BELFAST -- Protestant hardliners attacked lines of Belfast riot police Friday as Northern Ireland's annual mass marches by the Orange Order brotherhood reached a furious, chaotic end with running street battles at several urban conflict zones.

In north Belfast, police girded in flame-retardant suits and helmets deployed a half-dozen armoured cars to block a road that Protestant Orangemen wanted to use to march past a hostile Catholic district. Men jumped on top of the vehicles blocking their path and, as crowds of blocked marchers built up behind them, threw bottles and bricks point-blank into police lines. Many in the mob cheered as at least one policeman, struck and knocked semiconscious, was pulled back by colleagues.

Officers responded by firing a massive mobile water cannon at the rioters, knocking at least one man off an armoured car and leaving him sideways on the pavement, his forehead bloodied. But the Protestant crowd kept swelling and launching objects into police lines, forcing officers to respond with volleys of snub-nosed plastic bullets in a failed bid to force the crowd to retreat. Amid the melee, a second injured officer crumpled to the ground.

Leaders of the Orange Order vowed to keep Protestants rallying to the confrontation zone until police caved in and permitted the march past the militant Catholic district of Ardoyne, the most bitterly disputed spot on the Belfast map. The police commander, Chief Constable Matt Baggott, said his force would stand its ground and gather video evidence against potentially hundreds of rioters.

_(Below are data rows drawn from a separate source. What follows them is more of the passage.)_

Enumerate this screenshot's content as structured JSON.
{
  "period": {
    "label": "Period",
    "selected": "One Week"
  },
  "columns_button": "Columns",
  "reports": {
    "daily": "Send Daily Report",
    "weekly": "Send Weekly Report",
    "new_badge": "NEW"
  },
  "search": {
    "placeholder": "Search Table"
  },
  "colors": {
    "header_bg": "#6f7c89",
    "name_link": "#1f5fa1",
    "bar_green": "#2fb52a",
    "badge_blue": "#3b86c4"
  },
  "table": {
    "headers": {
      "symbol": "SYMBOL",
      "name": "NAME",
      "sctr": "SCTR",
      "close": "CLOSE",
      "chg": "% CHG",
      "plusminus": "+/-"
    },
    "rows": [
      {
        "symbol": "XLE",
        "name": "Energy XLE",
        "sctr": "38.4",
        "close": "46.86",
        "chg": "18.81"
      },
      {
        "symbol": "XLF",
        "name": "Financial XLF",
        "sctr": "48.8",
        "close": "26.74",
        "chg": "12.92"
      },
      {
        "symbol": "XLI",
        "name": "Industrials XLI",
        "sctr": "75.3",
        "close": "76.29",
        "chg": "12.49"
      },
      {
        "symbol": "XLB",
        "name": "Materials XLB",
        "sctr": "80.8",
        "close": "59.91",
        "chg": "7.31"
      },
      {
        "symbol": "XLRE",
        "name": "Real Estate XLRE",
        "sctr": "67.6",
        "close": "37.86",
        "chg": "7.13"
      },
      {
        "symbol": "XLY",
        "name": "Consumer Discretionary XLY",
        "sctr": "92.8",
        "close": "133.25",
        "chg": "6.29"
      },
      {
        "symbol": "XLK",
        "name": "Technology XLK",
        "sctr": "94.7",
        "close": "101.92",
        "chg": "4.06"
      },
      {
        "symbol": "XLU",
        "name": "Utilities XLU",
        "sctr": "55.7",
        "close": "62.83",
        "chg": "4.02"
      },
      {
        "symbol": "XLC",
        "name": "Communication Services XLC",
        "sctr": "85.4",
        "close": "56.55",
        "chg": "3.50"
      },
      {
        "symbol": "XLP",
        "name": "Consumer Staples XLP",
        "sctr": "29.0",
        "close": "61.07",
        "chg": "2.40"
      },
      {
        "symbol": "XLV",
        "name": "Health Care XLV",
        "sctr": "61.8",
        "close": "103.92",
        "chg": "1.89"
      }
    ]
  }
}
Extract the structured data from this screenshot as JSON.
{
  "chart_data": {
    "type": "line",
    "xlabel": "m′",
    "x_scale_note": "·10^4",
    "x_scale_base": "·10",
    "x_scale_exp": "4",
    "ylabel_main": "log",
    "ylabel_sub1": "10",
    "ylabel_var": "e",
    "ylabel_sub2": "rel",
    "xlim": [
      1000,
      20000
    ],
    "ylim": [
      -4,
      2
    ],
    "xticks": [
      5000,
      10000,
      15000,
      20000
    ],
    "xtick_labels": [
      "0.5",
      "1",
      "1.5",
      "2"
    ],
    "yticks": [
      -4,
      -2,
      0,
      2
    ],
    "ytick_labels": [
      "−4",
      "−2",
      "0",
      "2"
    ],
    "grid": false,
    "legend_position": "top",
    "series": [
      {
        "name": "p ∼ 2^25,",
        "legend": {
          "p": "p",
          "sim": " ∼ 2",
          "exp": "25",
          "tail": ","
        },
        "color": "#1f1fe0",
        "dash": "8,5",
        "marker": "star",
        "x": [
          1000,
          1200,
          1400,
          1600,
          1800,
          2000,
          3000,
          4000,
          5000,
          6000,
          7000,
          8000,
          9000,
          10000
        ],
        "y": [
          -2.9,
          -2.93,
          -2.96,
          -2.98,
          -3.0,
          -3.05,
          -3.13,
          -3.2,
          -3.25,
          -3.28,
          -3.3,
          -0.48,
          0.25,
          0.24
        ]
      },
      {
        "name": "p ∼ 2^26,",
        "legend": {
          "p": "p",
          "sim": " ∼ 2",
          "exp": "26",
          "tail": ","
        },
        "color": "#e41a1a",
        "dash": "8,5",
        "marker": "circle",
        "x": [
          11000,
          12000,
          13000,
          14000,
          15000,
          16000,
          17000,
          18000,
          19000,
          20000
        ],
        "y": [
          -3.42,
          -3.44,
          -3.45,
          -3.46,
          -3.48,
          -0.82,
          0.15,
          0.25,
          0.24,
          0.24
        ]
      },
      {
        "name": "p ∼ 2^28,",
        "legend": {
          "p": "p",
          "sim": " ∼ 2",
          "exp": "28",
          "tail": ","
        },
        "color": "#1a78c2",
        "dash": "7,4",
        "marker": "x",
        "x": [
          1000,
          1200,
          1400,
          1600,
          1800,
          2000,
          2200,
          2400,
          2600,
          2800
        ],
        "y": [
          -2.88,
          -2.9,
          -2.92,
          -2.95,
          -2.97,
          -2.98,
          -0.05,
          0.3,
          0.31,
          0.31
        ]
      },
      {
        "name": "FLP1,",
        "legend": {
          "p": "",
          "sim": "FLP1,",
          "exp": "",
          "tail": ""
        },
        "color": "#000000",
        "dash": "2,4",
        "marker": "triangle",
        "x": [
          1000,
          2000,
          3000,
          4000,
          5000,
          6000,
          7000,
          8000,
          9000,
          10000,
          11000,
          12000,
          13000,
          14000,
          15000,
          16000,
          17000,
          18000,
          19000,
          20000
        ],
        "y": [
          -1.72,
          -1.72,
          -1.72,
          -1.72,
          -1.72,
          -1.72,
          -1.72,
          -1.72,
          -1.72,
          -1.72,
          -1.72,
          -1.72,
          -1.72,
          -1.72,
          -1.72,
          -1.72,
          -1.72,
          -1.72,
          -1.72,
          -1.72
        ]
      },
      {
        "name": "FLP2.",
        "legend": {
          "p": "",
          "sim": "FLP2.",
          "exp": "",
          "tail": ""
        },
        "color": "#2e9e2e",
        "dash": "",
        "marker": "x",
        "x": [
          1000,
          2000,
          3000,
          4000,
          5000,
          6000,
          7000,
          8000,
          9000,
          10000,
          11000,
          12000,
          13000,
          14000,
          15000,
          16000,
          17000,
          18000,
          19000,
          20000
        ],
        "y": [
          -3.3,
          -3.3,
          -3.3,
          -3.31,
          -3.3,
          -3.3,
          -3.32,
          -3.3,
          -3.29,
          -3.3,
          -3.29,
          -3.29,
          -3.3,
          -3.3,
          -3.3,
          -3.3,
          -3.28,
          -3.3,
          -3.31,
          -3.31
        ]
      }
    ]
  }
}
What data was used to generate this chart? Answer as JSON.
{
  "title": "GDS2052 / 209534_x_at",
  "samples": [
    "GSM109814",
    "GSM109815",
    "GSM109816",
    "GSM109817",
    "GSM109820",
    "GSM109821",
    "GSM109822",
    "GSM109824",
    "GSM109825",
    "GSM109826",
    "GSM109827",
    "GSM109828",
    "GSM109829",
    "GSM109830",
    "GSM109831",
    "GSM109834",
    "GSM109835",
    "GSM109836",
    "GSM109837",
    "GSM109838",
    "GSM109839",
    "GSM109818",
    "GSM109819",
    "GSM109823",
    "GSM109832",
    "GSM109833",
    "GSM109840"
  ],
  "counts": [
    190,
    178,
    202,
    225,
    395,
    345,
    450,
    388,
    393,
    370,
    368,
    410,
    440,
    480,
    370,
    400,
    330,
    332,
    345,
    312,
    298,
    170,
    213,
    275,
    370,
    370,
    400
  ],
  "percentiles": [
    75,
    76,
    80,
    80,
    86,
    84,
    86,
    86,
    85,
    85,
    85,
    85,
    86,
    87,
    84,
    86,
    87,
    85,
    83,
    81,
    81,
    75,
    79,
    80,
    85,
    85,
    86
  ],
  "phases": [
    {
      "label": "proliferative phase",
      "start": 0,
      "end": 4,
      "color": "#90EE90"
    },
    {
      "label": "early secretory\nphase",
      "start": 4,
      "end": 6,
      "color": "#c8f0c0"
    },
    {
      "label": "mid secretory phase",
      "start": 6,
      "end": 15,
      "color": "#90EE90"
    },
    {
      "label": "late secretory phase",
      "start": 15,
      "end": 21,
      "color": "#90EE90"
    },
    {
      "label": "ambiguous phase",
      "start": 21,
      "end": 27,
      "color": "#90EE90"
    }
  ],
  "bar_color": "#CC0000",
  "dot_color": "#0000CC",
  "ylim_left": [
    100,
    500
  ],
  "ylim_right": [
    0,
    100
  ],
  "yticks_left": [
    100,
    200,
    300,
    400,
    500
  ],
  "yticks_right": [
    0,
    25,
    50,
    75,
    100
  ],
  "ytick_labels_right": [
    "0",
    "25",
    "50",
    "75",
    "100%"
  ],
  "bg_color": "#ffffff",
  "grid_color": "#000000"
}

This year, a British-appointed Parades Commission barred the Orange parade from using the main road beside Ardoyne to return Friday night to their nearby Orange lodge because, for the previous four years, Irish Republican Army die-hards based in Ardoyne had attacked police with gunfire, grenades, firebombs and other weapons and wounded more than 250 officers in the process.

Friday night's clashes at Ardoyne and several other Catholic-Protestant dividing lines in Belfast threatened to overwhelm the 4,000 Northern Irish police and 630 reinforcements imported from Britain who were trying to keep control of the streets for "the Twelfth," Northern Ireland's official sectarian holiday, when the British Protestant majority commemorates a 17th-century military victory over their Irish Catholic foes.

Police faced angry crowds in several other areas, particularly around Short Strand, the only Catholic enclave in otherwise Protestant east Belfast. There, rival crowds of youths traded salvos of bottles, bricks and golf balls over high security fences called "peace lines." Police advised motorists to avoid much of north and east Belfast to avoid becoming trapped in the mob violence.

Before the rioting began, Orange leaders marched to the Parades Commission headquarters and unfurled a banner that read, "We will not be defeated. No surrender."

While insisting they didn't want Protestants to attack police or Ardoyne Catholics, Orange leaders laid blame in advance for any bloodshed on the Parades Commission, a cross-community panel that since 1997 has restricted Orange marches from passing near Catholic communities.

"The Parades Commission are showing that violence pays. By their actions they've created this crisis," said the Rev. Mervyn Gibson, the Orange Order's chaplain and a former police officer.

When asked whether Protestants should respect the Parades Commission's legal authority, Gibson said no.

"We cannot accept something that is so deliberately stacked against us. This is not about 300 yards of road. This is people trying to get home," he said.

Catholic leaders accused Orangemen of violating a series of Parades Commission restrictions during morning parades through Belfast.

They noted that some of the order's accompanying bands of fife and drum -- called "kick the pope bands" by both sides in a candid admission of their intention to irritate the Irish side -- ignored orders not to play overtly sectarian tunes as they passed an inner-city Catholic church, a venue for previous street fights.

Bands similarly ignored those instructions as they passed the church again in the evening. Accompanying crowds chanted anti-Catholic songs.

And Protestant supporters of the marchers temporarily overwhelmed police units at the area, sprinting around them as flak-jacketed officers on foot shouted "Cordon! Cordon!" in a failed bid to keep the Protestants from running into nearby Catholic areas and throwing rocks at the windows of homes.

"The Twelfth" commemorates the July 12, 1690, triumph of Protestant King William of Orange against the Catholic he dethroned, James II, in the Battle of the Boyne south of Belfast.

The Orange Order, founded in 1795 as a force for uniting disparate Protestant denominations under one anti-Catholic banner, was instrumental in creating Northern Ireland in 1921 shortly before the predominantly Catholic rest of Ireland won independence from Britain.

Catholic clashes with police over Protestant marches triggered the rise of Northern Ireland's modern conflict in 1969. The issue has defied resolution despite a two-decade peace process that has delivered paramilitary cease-fires, British military withdrawals, police reform and a stable Catholic-Protestant government.

Friday's parades attracted unusually heavy crowds, reflecting exceptional sunshine on what was the hottest day of the year. Among the Belfast spectators, many bedecked in Union Jack-patterned hats and sunglasses, was a sleeping infant bearing a bib that read, "My 1st Twelfth."